WASHINGTON, July 19 (Reuters) – U.S. House Republican leader Kevin McCarthy nominated five members of his party, including staunch Trump ally Jim Jordan, to serve on a special congressional panel probing the Jan. 6 riot at the U.S. Capitol, his office said on Monday.
McCarthy is also naming Representatives Jim Banks, Rodney Davis, Kelly Armstrong and Troy Nehls to the committee, a statement from McCarthy’s office said.
House of Representatives Speaker Nancy Pelosi earlier this month announced eight members of the committee, including one Republican, Representative Liz Cheney, who has been one of the most prominent critics of Republican former President Donald Trump.
McCarthy said at the time he was shocked that Cheney would accept Pelosi’s invitation to be on the committee.
The special congressional panel was created to investigate the events leading up to and on Jan. 6, when Trump supporters stormed the Capitol in an attempt to stop Democrat Joe Biden from being certified the winner of last November’s presidential election.
Trump has falsely claimed he lost the election because of widespread electoral fraud.
Under the legislation creating the panel, it is up to Pelosi, a Democrat, whether she will accept McCarthy’s recommendations on Republican members.
Four people died on the day of the violence, one shot dead by police and the other three of natural causes. A Capitol Police officer who had been attacked by protesters died the following day. Two police officers who took part in the defense of the Capitol later took their own lives. More than a hundred police officers were injured.
Republican leaders resisted any special panel to investigate the Capitol assault, noting that existing congressional committees have been doing their own probes and that more than 500 people have already been charged with crimes.
Some Republicans have downplayed the riot, with Representative Andrew Clyde comparing it to a visit by tourists.

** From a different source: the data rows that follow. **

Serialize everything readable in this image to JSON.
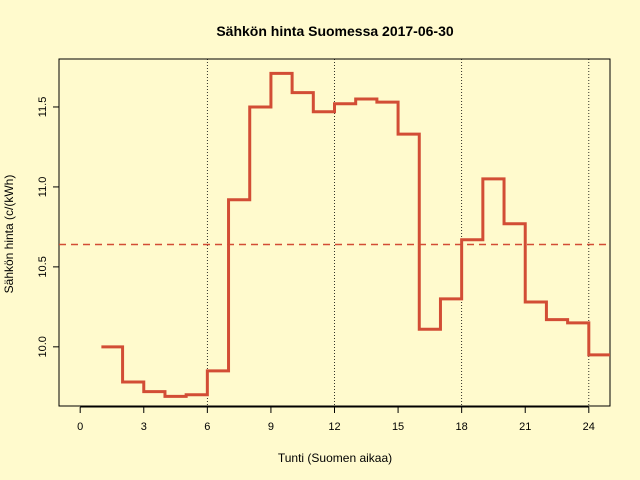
{
  "chart_data": {
    "type": "line",
    "step": true,
    "title": "Sähkön hinta Suomessa 2017-06-30",
    "xlabel": "Tunti (Suomen aikaa)",
    "ylabel": "Sähkön hinta (c/(kWh)",
    "xlim": [
      -1,
      25
    ],
    "ylim": [
      9.63,
      11.8
    ],
    "xticks": [
      "0",
      "3",
      "6",
      "9",
      "12",
      "15",
      "18",
      "21",
      "24"
    ],
    "yticks": [
      "10.0",
      "10.5",
      "11.0",
      "11.5"
    ],
    "vlines": [
      6,
      12,
      18,
      24
    ],
    "mean": 10.64,
    "colors": {
      "line": "#D24D35",
      "mean": "#D24D35",
      "background": "#FFFACD"
    },
    "series": [
      {
        "x": [
          1,
          2,
          3,
          4,
          5,
          6,
          7,
          8,
          9,
          10,
          11,
          12,
          13,
          14,
          15,
          16,
          17,
          18,
          19,
          20,
          21,
          22,
          23,
          24
        ],
        "values": [
          10.0,
          9.78,
          9.72,
          9.69,
          9.7,
          9.85,
          10.92,
          11.5,
          11.71,
          11.59,
          11.47,
          11.52,
          11.55,
          11.53,
          11.33,
          10.11,
          10.3,
          10.67,
          11.05,
          10.77,
          10.28,
          10.17,
          10.15,
          9.95
        ]
      }
    ]
  }
}
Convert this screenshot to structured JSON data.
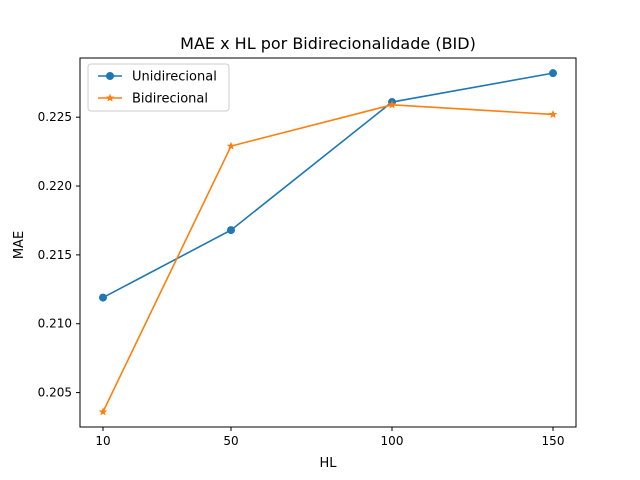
{
  "chart_data": {
    "type": "line",
    "title": "MAE x HL por Bidirecionalidade (BID)",
    "xlabel": "HL",
    "ylabel": "MAE",
    "categories": [
      "10",
      "50",
      "100",
      "150"
    ],
    "yticks": [
      "0.205",
      "0.210",
      "0.215",
      "0.220",
      "0.225"
    ],
    "ytick_values": [
      0.205,
      0.21,
      0.215,
      0.22,
      0.225
    ],
    "ylim": [
      0.2025,
      0.2293
    ],
    "legend_position": "top-left",
    "grid": false,
    "series": [
      {
        "name": "Unidirecional",
        "color": "#1f77b4",
        "marker": "circle",
        "values": [
          0.2119,
          0.2168,
          0.2261,
          0.2282
        ]
      },
      {
        "name": "Bidirecional",
        "color": "#ff7f0e",
        "marker": "star",
        "values": [
          0.2036,
          0.2229,
          0.2259,
          0.2252
        ]
      }
    ]
  }
}
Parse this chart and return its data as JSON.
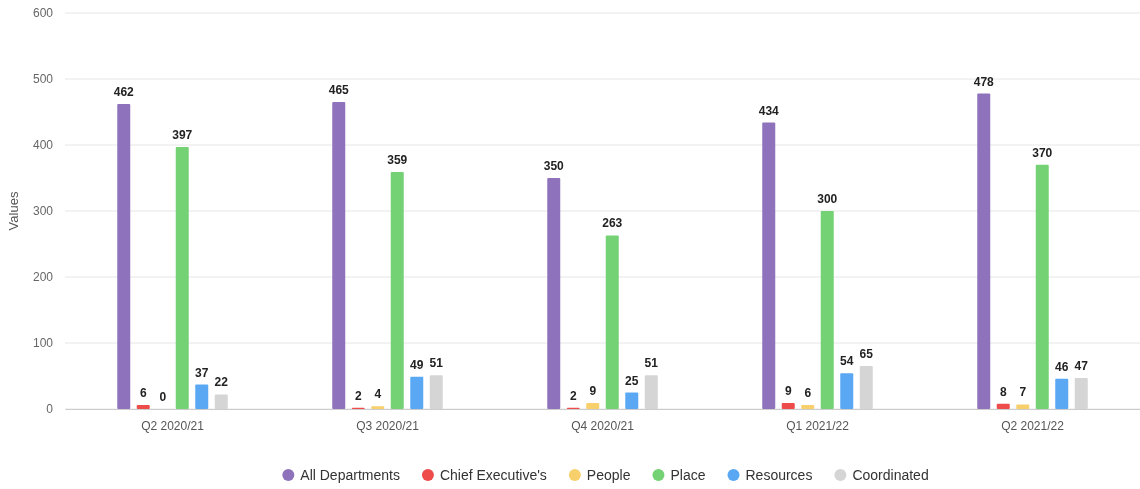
{
  "chart_data": {
    "type": "bar",
    "ylabel": "Values",
    "categories": [
      "Q2 2020/21",
      "Q3 2020/21",
      "Q4 2020/21",
      "Q1 2021/22",
      "Q2 2021/22"
    ],
    "series": [
      {
        "name": "All Departments",
        "color": "#8e72bb",
        "values": [
          462,
          465,
          350,
          434,
          478
        ]
      },
      {
        "name": "Chief Executive's",
        "color": "#ee4b4b",
        "values": [
          6,
          2,
          2,
          9,
          8
        ]
      },
      {
        "name": "People",
        "color": "#f7d06b",
        "values": [
          0,
          4,
          9,
          6,
          7
        ]
      },
      {
        "name": "Place",
        "color": "#74d174",
        "values": [
          397,
          359,
          263,
          300,
          370
        ]
      },
      {
        "name": "Resources",
        "color": "#5aa8f4",
        "values": [
          37,
          49,
          25,
          54,
          46
        ]
      },
      {
        "name": "Coordinated",
        "color": "#d5d5d5",
        "values": [
          22,
          51,
          51,
          65,
          47
        ]
      }
    ],
    "ylim": [
      0,
      600
    ],
    "yticks": [
      0,
      100,
      200,
      300,
      400,
      500,
      600
    ],
    "grid": "y",
    "legend": "bottom",
    "data_labels": true
  }
}
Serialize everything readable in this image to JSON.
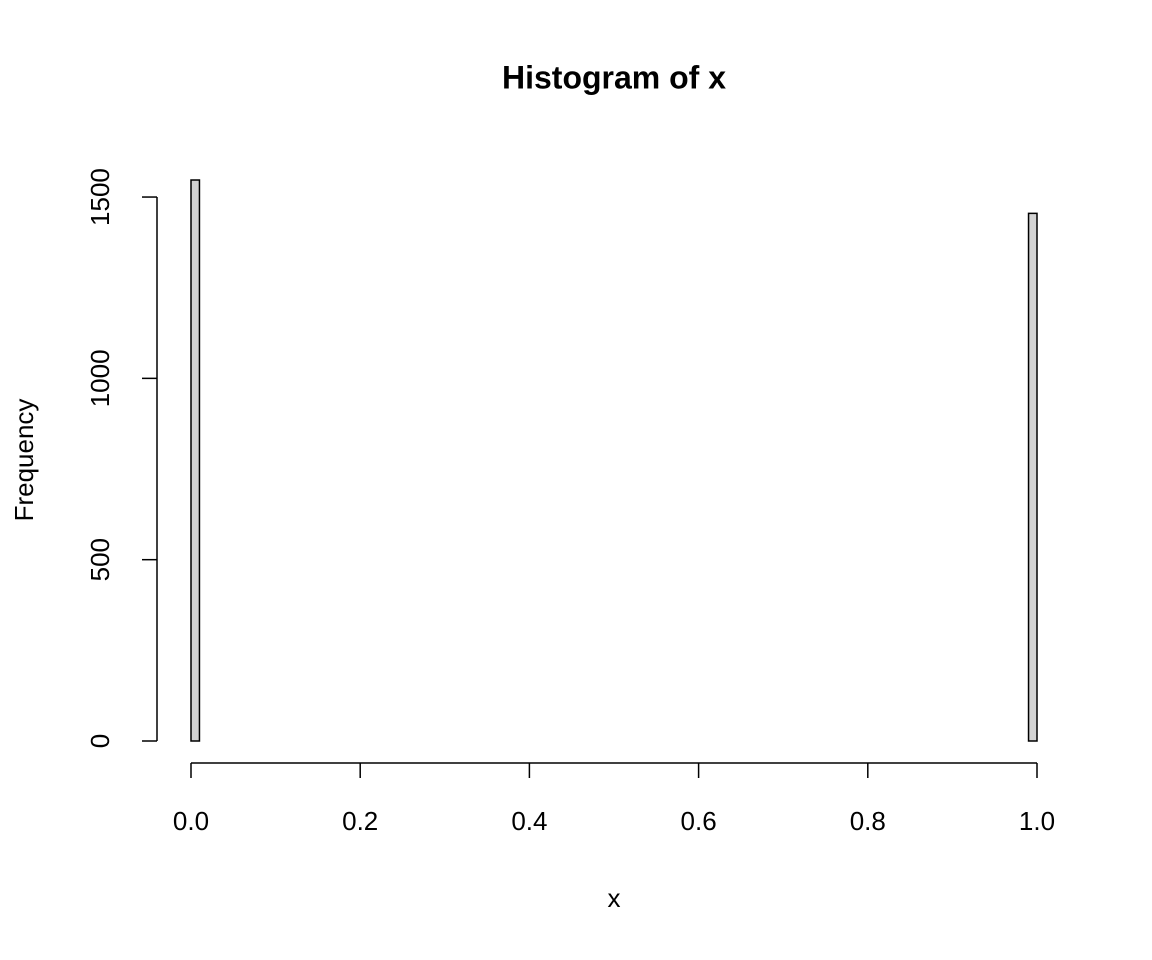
{
  "chart_data": {
    "type": "histogram",
    "title": "Histogram of x",
    "x_label": "x",
    "y_label": "Frequency",
    "bins": [
      0,
      0.01,
      0.02,
      0.03,
      0.04,
      0.05,
      0.06,
      0.07,
      0.08,
      0.09,
      0.1,
      0.11,
      0.12,
      0.13,
      0.14,
      0.15,
      0.16,
      0.17,
      0.18,
      0.19,
      0.2,
      0.21,
      0.22,
      0.23,
      0.24,
      0.25,
      0.26,
      0.27,
      0.28,
      0.29,
      0.3,
      0.31,
      0.32,
      0.33,
      0.34,
      0.35,
      0.36,
      0.37,
      0.38,
      0.39,
      0.4,
      0.41,
      0.42,
      0.43,
      0.44,
      0.45,
      0.46,
      0.47,
      0.48,
      0.49,
      0.5,
      0.51,
      0.52,
      0.53,
      0.54,
      0.55,
      0.56,
      0.57,
      0.58,
      0.59,
      0.6,
      0.61,
      0.62,
      0.63,
      0.64,
      0.65,
      0.66,
      0.67,
      0.68,
      0.69,
      0.7,
      0.71,
      0.72,
      0.73,
      0.74,
      0.75,
      0.76,
      0.77,
      0.78,
      0.79,
      0.8,
      0.81,
      0.82,
      0.83,
      0.84,
      0.85,
      0.86,
      0.87,
      0.88,
      0.89,
      0.9,
      0.91,
      0.92,
      0.93,
      0.94,
      0.95,
      0.96,
      0.97,
      0.98,
      0.99,
      1
    ],
    "counts": [
      1547,
      0,
      0,
      0,
      0,
      0,
      0,
      0,
      0,
      0,
      0,
      0,
      0,
      0,
      0,
      0,
      0,
      0,
      0,
      0,
      0,
      0,
      0,
      0,
      0,
      0,
      0,
      0,
      0,
      0,
      0,
      0,
      0,
      0,
      0,
      0,
      0,
      0,
      0,
      0,
      0,
      0,
      0,
      0,
      0,
      0,
      0,
      0,
      0,
      0,
      0,
      0,
      0,
      0,
      0,
      0,
      0,
      0,
      0,
      0,
      0,
      0,
      0,
      0,
      0,
      0,
      0,
      0,
      0,
      0,
      0,
      0,
      0,
      0,
      0,
      0,
      0,
      0,
      0,
      0,
      0,
      0,
      0,
      0,
      0,
      0,
      0,
      0,
      0,
      0,
      0,
      0,
      0,
      0,
      0,
      0,
      0,
      0,
      0,
      1455
    ],
    "color": "#d3d3d3",
    "xlim": [
      0,
      1
    ],
    "xticks": [
      {
        "value": 0,
        "label": "0.0"
      },
      {
        "value": 0.2,
        "label": "0.2"
      },
      {
        "value": 0.4,
        "label": "0.4"
      },
      {
        "value": 0.6,
        "label": "0.6"
      },
      {
        "value": 0.8,
        "label": "0.8"
      },
      {
        "value": 1,
        "label": "1.0"
      }
    ],
    "ylim": [
      0,
      1547
    ],
    "yticks": [
      0,
      500,
      1000,
      1500
    ]
  }
}
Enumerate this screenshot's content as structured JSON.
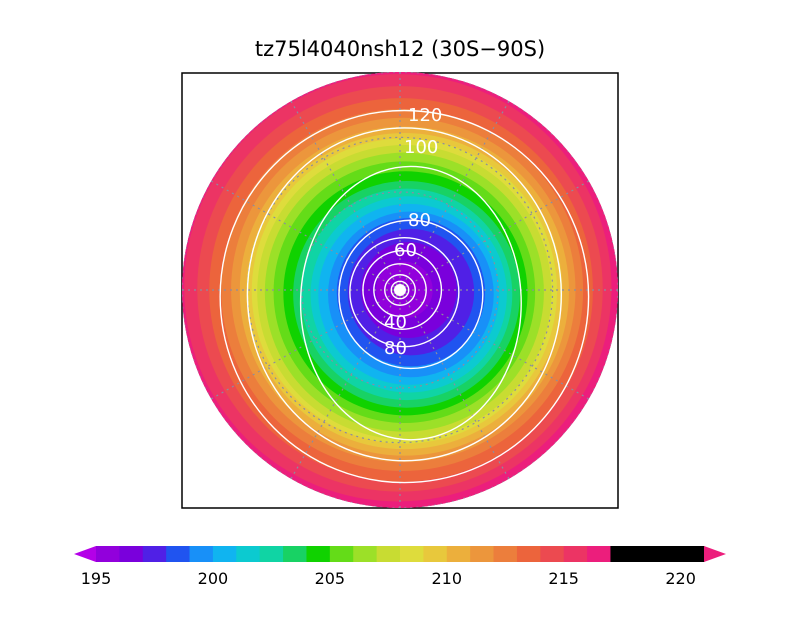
{
  "chart_data": {
    "type": "heatmap",
    "projection": "south-polar-stereographic",
    "title": "tz75l4040nsh12 (30S−90S)",
    "region": "30S−90S",
    "colorbar": {
      "min": 194,
      "max": 221,
      "step": 1,
      "extend": "both",
      "tick_labels": [
        "195",
        "200",
        "205",
        "210",
        "215",
        "220"
      ],
      "tick_values": [
        195,
        200,
        205,
        210,
        215,
        220
      ],
      "colors": [
        "#b400e8",
        "#9200dc",
        "#7a00dc",
        "#5020e6",
        "#2054f0",
        "#1890f8",
        "#10b4f0",
        "#0ccad0",
        "#10d4a4",
        "#18d264",
        "#10d200",
        "#64dc18",
        "#9ce028",
        "#c8dc32",
        "#dedc3c",
        "#e8c83c",
        "#ecaf3c",
        "#ec963c",
        "#ec7e3c",
        "#ec643c",
        "#ec4a50",
        "#ec3464",
        "#ec1e7c"
      ]
    },
    "field_levels": [
      {
        "value": 222,
        "radius": 1.02,
        "cx": 0.0,
        "cy": 0.0
      },
      {
        "value": 216,
        "radius": 0.98,
        "cx": -0.01,
        "cy": -0.01
      },
      {
        "value": 215,
        "radius": 0.93,
        "cx": 0.0,
        "cy": -0.005
      },
      {
        "value": 214,
        "radius": 0.88,
        "cx": 0.005,
        "cy": 0.0
      },
      {
        "value": 213,
        "radius": 0.83,
        "cx": 0.01,
        "cy": 0.0
      },
      {
        "value": 212,
        "radius": 0.79,
        "cx": 0.015,
        "cy": 0.0
      },
      {
        "value": 211,
        "radius": 0.755,
        "cx": 0.02,
        "cy": 0.005
      },
      {
        "value": 210,
        "radius": 0.725,
        "cx": 0.02,
        "cy": 0.005
      },
      {
        "value": 209,
        "radius": 0.7,
        "cx": 0.02,
        "cy": 0.005
      },
      {
        "value": 208,
        "radius": 0.675,
        "cx": 0.02,
        "cy": 0.01
      },
      {
        "value": 207,
        "radius": 0.64,
        "cx": 0.02,
        "cy": 0.01
      },
      {
        "value": 206,
        "radius": 0.6,
        "cx": 0.02,
        "cy": 0.01
      },
      {
        "value": 205,
        "radius": 0.56,
        "cx": 0.025,
        "cy": 0.015
      },
      {
        "value": 204,
        "radius": 0.52,
        "cx": 0.03,
        "cy": 0.02
      },
      {
        "value": 203,
        "radius": 0.485,
        "cx": 0.03,
        "cy": 0.02
      },
      {
        "value": 202,
        "radius": 0.45,
        "cx": 0.04,
        "cy": 0.02
      },
      {
        "value": 201,
        "radius": 0.415,
        "cx": 0.04,
        "cy": 0.02
      },
      {
        "value": 200,
        "radius": 0.38,
        "cx": 0.05,
        "cy": 0.02
      },
      {
        "value": 199,
        "radius": 0.34,
        "cx": 0.05,
        "cy": 0.01
      },
      {
        "value": 198,
        "radius": 0.29,
        "cx": 0.05,
        "cy": 0.01
      },
      {
        "value": 197,
        "radius": 0.22,
        "cx": 0.04,
        "cy": 0.0
      },
      {
        "value": 196,
        "radius": 0.13,
        "cx": 0.02,
        "cy": 0.0
      }
    ],
    "contour_lines": [
      {
        "value": 120,
        "radius": 0.845,
        "cx": 0.02,
        "cy": 0.03,
        "rx_scale": 1.0,
        "ry_scale": 1.01
      },
      {
        "value": 100,
        "radius": 0.72,
        "cx": 0.02,
        "cy": 0.02,
        "rx_scale": 1.0,
        "ry_scale": 1.06
      },
      {
        "value": 90,
        "radius": 0.55,
        "cx": 0.05,
        "cy": 0.06,
        "rx_scale": 0.92,
        "ry_scale": 1.14
      },
      {
        "value": 80,
        "radius": 0.33,
        "cx": 0.05,
        "cy": 0.02,
        "rx_scale": 1.0,
        "ry_scale": 1.03
      },
      {
        "value": 70,
        "radius": 0.25,
        "cx": 0.02,
        "cy": 0.01,
        "rx_scale": 1.0,
        "ry_scale": 1.0
      },
      {
        "value": 60,
        "radius": 0.18,
        "cx": 0.01,
        "cy": 0.0,
        "rx_scale": 1.0,
        "ry_scale": 1.0
      },
      {
        "value": 50,
        "radius": 0.12,
        "cx": 0.0,
        "cy": 0.0,
        "rx_scale": 1.0,
        "ry_scale": 1.0
      },
      {
        "value": 40,
        "radius": 0.07,
        "cx": 0.0,
        "cy": 0.0,
        "rx_scale": 1.0,
        "ry_scale": 1.0
      },
      {
        "value": 30,
        "radius": 0.04,
        "cx": 0.0,
        "cy": 0.0,
        "rx_scale": 1.0,
        "ry_scale": 1.0
      }
    ],
    "contour_labels": [
      "120",
      "100",
      "80",
      "60",
      "40",
      "80"
    ],
    "grid": {
      "meridian_step_deg": 30,
      "latitude_circles": [
        0.45,
        0.7,
        1.0
      ]
    }
  }
}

Just before the attack, Trump delivered fiery remarks at the White House and then encouraged his supporters to march to Capitol Hill.
Jordan is a member of the conservative group of lawmakers known as the House Freedom Caucus. In a response to being named to the panel, he tweeted video footage of several Democrats on the House floor in 2017 attempting to object to the certification of some states’ Electoral College votes for Trump.
Banks chairs the Republican Study Committee, the largest conservative grouping in the House. “I have accepted Leader McCarthy’s appointment to this committee because we need leaders who will force the Democrats and the media to answer questions so far ignored. Among them, why was the Capitol unprepared and vulnerable to attack on January 6?” he said in a statement.
Davis is the senior Republican on the House Administration Committee, while Armstrong served on the House Judiciary Committee during the first Trump impeachment.
Nehls is a freshman representative. “He is … looking forward to getting to the bottom of how U.S. Capitol Police leadership failed their rank and file officers, members of Congress, and our entire country on that dark day,” a spokesman said.